The CPFSA said in light of “this procedural impasse” it “pursued the only viable legal recourse available, filing the matter before the Supreme Court, which has inherent jurisdiction to consider such matters”.
“This course of action was not an attempt at forum shopping, as was erroneously suggested; as the agency would have ensured that it attempted to place the matter before both the parish and family courts before ultimately approaching the Supreme Court,” the entity declared.
“As the Court of Appeal would have noted, there was clear evidence of signs of abuse occurring at Sunbeam Children’s Home. The CPFSA did everything within its power to follow due process, even in the face of procedural obstacles, to ensure that the safety and well-being of the children involved remained the top priority in the handling of this matter,” the entity said further.
On Friday, the Court of Appeal said “the CPFSA’s decision to proceed by way of application, in the absence of a properly instituted claim, and to seek relief tantamount to a final determination, was not merely procedurally irregular; it was legally indefensible”.

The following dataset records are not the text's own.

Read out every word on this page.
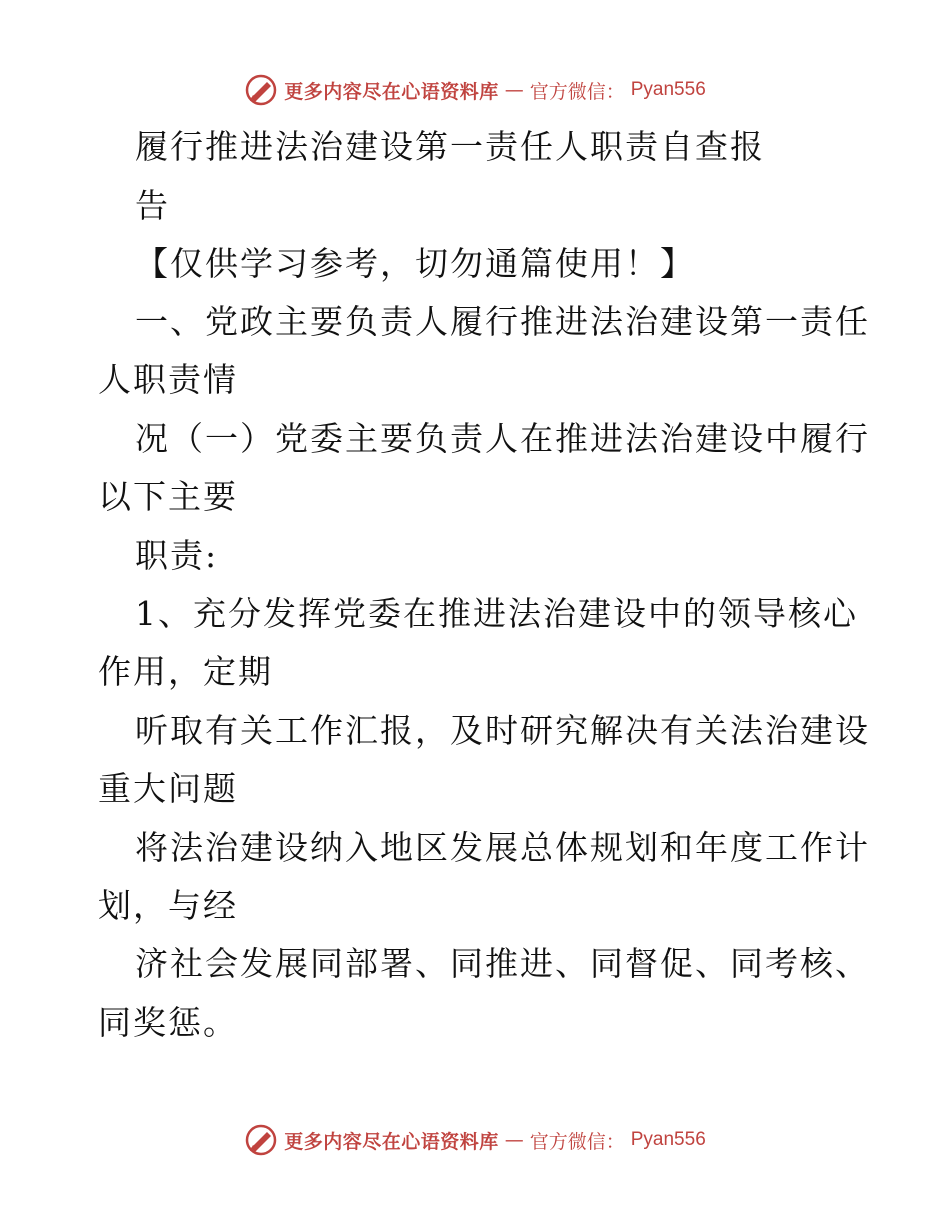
更多内容尽在心语资料库 — 官方微信： Pyan556
履行推进法治建设第一责任人职责自查报
告
【仅供学习参考，切勿通篇使用！】
一、党政主要负责人履行推进法治建设第一责任
人职责情
况（一）党委主要负责人在推进法治建设中履行
以下主要
职责:
1、充分发挥党委在推进法治建设中的领导核心
作用，定期
听取有关工作汇报，及时研究解决有关法治建设
重大问题
将法治建设纳入地区发展总体规划和年度工作计
划，与经
济社会发展同部署、同推进、同督促、同考核、
同奖惩。
更多内容尽在心语资料库 — 官方微信： Pyan556
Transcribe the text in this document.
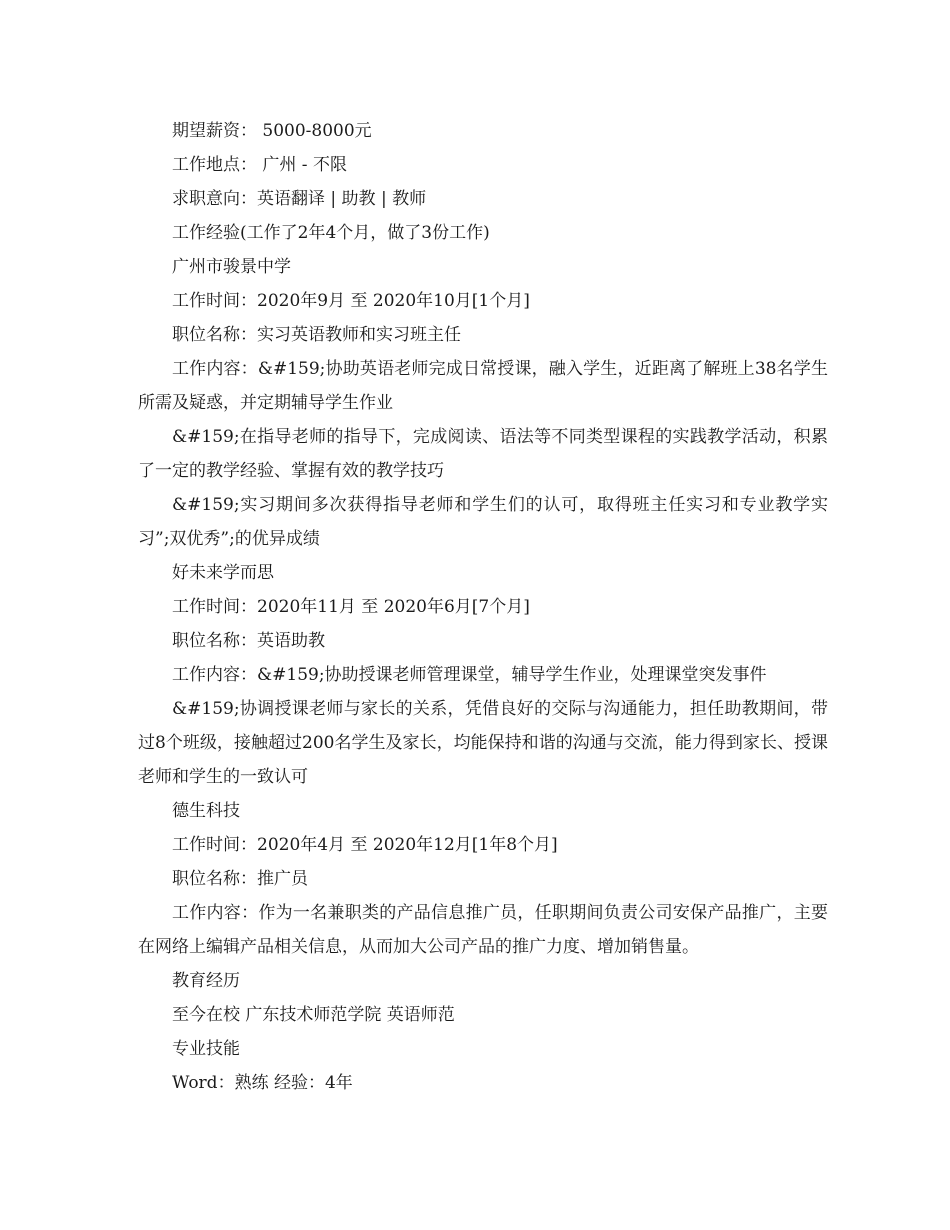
期望薪资： 5000-8000元

工作地点： 广州 - 不限

求职意向：英语翻译 | 助教 | 教师

工作经验(工作了2年4个月，做了3份工作)

广州市骏景中学

工作时间：2020年9月 至 2020年10月[1个月]

职位名称：实习英语教师和实习班主任

工作内容：&#159;协助英语老师完成日常授课，融入学生，近距离了解班上38名学生所需及疑惑，并定期辅导学生作业

&#159;在指导老师的指导下，完成阅读、语法等不同类型课程的实践教学活动，积累了一定的教学经验、掌握有效的教学技巧

&#159;实习期间多次获得指导老师和学生们的认可，取得班主任实习和专业教学实习”;双优秀”;的优异成绩

好未来学而思

工作时间：2020年11月 至 2020年6月[7个月]

职位名称：英语助教

工作内容：&#159;协助授课老师管理课堂，辅导学生作业，处理课堂突发事件

&#159;协调授课老师与家长的关系，凭借良好的交际与沟通能力，担任助教期间，带过8个班级，接触超过200名学生及家长，均能保持和谐的沟通与交流，能力得到家长、授课老师和学生的一致认可

德生科技

工作时间：2020年4月 至 2020年12月[1年8个月]

职位名称：推广员

工作内容：作为一名兼职类的产品信息推广员，任职期间负责公司安保产品推广，主要在网络上编辑产品相关信息，从而加大公司产品的推广力度、增加销售量。

教育经历

至今在校 广东技术师范学院 英语师范

专业技能

Word：熟练 经验：4年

Furthermore, the judges of the appeal said “in matters involving the welfare of children, where the stakes are particularly high, the court must be vigilant in safeguarding the rights of all parties, while ensuring that statutory procedures are not side-lined in pursuit of expediency”.
The Court of Appeal said the CPFSA’s application, “in both form and substance, constituted a serious departure from accepted legal process and warrants censure”.
The court also said, while it “appreciated that CPFSA regarded the situation as dire, especially as the contraventions within the appellant’s facility were alleged to be repeated instances of neglect and abuse”, its “only reproval of the CPFSA was that, in its effort to remove and safeguard the children, it ultimately failed to follow the procedure laid down by law”.
“The CPFSA was required to apply for the removal order via the judge of the parish court and initially did so,” the judges of the appeal said, while noting that it “appreciated that the CPFSA was frustrated by the resulting delay caused by the vacillation of both the judge of the parish court and the judge of the family court, who kept bouncing the matter back and forth, and could not agree as to which of the two courts had the jurisdiction to grant the order”.
In a direct strike at those judges, the Court of Appeal said “the judges of those courts were proverbially fiddling while Rome burned”.
“Since the care and protection of children was at stake, the judges of the parish court and the family court should have prioritised the intent behind the Child Care and Protection Act,” the court said.
It, however, maintained that, “notwithstanding the perceived egregious delay, the CPFSA ought not to have unceremoniously moved its application to the Supreme Court, without submitting an application under section 130 of the Judicature (Parish Court) Act and without obtaining the necessary leave from a judge of the parish court to proceed in that manner
“Regardless of its good intentions, the CPFSA’s actions amounted to forum shopping [the practice by litigants of choosing the court that will be most favourable to their case] when it unauthorisedly shifted the removal application to the Supreme Court. In so doing, the CPFSA committed procedural impropriety. Furthermore, [we were] not persuaded that the learned judge had the jurisdiction to grant the orders sought by the CPFSA, and in the circumstances, [we] considered that a jurisdictional error was committed,” the Appeal Court stated.